All this time, though, I have been rather hesitant about commenting on other people's blogs, nor have my ramblings in this blog attracted many comments from others. Two sides of the same coin, I'm sure. It is active participation and reciprocity that are called for in an attempt to build a lasting online learning network. Mine is still heavily under construction. Even though, over the years, I have managed to form quite a wide network of foreign colleagues through organising face-to-face student exchanges, unfortunately, hardly any of these teachers happen to be very active online, so I am starting my online PLN from scratch.
One of my problems all along has been the need to keep explaining my particular circumstances and background in a marginal (from an English-speaking perspective), rather unknown nation and culture. I keep wondering how many cues are totally misinterpreted in global educational discussions, due to linguistic and cultural differences. Speaking the lingua franca English easily creates a false sense of understanding, but as many nationally/culturally/linguistically-bound concepts and ideas are thrown in, are people really talking about the same issues?
Let me give you an example. Just recently I have been looking for people to follow on Twitter. People might mention 'my yr10 students' or 'K3 students'- which, for me, don't automatically give any indication of the type of school these students go to or how old they might be. If I was to take part in that conversation, I would find it essential to first explain how schools are organised in my country to make my viewpoint clear. This would probably make me sound like a hopelessly uninteresting babbler. Should it be taken for granted then that, if you want to participate in educational dialogue in English, you should also familiarize yourself with the school systems of the major English-speaking nations in the world? Possibly. But still, where would I fit in in that discussion, if the English-speaking world didn't see any relevance in where I was coming from? I'm even beginning to doubt whether I, a non-native English teacher, had better not butt in on native-English teachers' discussions, no matter how interesting they might appear.
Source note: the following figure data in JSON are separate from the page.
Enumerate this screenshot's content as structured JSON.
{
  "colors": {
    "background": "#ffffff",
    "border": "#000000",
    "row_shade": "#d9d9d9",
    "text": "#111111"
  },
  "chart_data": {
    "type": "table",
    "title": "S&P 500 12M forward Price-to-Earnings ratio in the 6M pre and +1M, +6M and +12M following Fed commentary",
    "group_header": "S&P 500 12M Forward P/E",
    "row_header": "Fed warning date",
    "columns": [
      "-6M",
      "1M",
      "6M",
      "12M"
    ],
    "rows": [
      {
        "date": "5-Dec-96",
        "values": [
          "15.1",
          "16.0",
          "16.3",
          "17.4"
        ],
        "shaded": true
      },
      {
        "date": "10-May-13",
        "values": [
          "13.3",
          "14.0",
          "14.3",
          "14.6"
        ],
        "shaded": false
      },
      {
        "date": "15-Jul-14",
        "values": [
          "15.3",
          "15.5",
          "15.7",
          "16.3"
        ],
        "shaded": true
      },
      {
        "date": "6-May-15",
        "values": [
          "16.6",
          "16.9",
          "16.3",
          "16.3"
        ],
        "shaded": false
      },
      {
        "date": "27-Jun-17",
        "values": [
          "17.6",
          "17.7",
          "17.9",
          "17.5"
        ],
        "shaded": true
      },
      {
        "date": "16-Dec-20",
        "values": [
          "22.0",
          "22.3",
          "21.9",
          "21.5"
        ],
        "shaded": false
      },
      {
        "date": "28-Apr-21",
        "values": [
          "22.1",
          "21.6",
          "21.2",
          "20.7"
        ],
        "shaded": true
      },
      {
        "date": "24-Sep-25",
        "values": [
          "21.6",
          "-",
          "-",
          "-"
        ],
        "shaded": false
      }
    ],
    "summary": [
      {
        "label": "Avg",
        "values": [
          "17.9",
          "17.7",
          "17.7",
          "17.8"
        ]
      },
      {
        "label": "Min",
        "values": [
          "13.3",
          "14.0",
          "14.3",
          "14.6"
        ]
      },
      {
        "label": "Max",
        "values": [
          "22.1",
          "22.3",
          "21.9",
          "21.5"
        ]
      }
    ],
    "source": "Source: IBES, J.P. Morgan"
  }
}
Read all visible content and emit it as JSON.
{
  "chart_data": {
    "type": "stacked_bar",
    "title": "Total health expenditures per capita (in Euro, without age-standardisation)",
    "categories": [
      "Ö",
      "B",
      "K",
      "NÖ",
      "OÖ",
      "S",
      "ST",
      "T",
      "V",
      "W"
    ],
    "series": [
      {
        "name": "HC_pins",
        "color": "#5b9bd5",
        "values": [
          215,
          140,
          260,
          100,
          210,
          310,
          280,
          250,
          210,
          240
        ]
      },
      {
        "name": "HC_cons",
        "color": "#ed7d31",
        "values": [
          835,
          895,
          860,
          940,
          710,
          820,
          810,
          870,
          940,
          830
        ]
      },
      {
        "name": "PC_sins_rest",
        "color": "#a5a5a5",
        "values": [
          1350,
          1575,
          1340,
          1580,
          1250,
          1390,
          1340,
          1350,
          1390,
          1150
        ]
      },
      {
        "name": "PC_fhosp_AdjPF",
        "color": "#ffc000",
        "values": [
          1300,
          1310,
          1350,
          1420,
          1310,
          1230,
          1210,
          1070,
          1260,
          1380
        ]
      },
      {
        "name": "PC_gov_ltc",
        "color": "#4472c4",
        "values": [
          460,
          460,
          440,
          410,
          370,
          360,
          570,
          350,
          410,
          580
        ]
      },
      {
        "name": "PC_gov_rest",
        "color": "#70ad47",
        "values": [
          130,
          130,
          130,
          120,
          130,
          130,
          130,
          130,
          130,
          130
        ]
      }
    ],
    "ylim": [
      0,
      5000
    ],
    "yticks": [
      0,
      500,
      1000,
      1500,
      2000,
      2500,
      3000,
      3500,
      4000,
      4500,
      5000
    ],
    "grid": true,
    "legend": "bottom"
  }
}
On second thoughts, even when teachers from different cultures simply talk about 'students', they are not really talking the same language, are they? I am referring to my 16-19-year-old students here in my country, in a school system that is based on almost solely state schooling (ie. no private school system), learning English as a foreign language and speaking a structurally totally different mother tongue that, to a considerable extent, affects their learning and my teaching practices, plus living in a culture where TV programmes and films are not dubbed but subtitled, which means that they are exposed to authentic English and American every day. Plus add to all that the average number of English classes a week and the fact that I can only teach each group for 7 weeks, before the students are reshuffled again, because in our senior high school system they make their own timetables and change from teacher to teacher five times a school year... You see, here I go again! If colleagues, say from Germany or South Korea, talk to me about 'students' it becomes a drastically different word and concept.
Why did I start blogging in English then? It was a natural choice for me for two clear reasons: first, I am an English teacher and have always wanted to meet colleagues from around the world and second, at home I live in a bicultural Finnish-British family, and often feel slightly outside the monocultural, monolingual Finnish contexts - a feeling of 'lost in translation' almost anywhere, which, apart from liking the film by the same name very much, led to the name of my blog, too. And yes, a third reason - most of online communication is in English anyway.
However, just as Sylvia Tolisano, in the above-mentioned post, I am acutely aware of the 'missing voices'. I have tried to find my voice, but what if it keeps falling on deaf ears? It is not only a linguist barrier, but also a cultural one. The largely western, Anglo-American blogo- and twittersphere sometimes excludes not only those who struggle with English, but also many others who are linguistically fairly competent in English, but just fall outside that particular cultural sphere.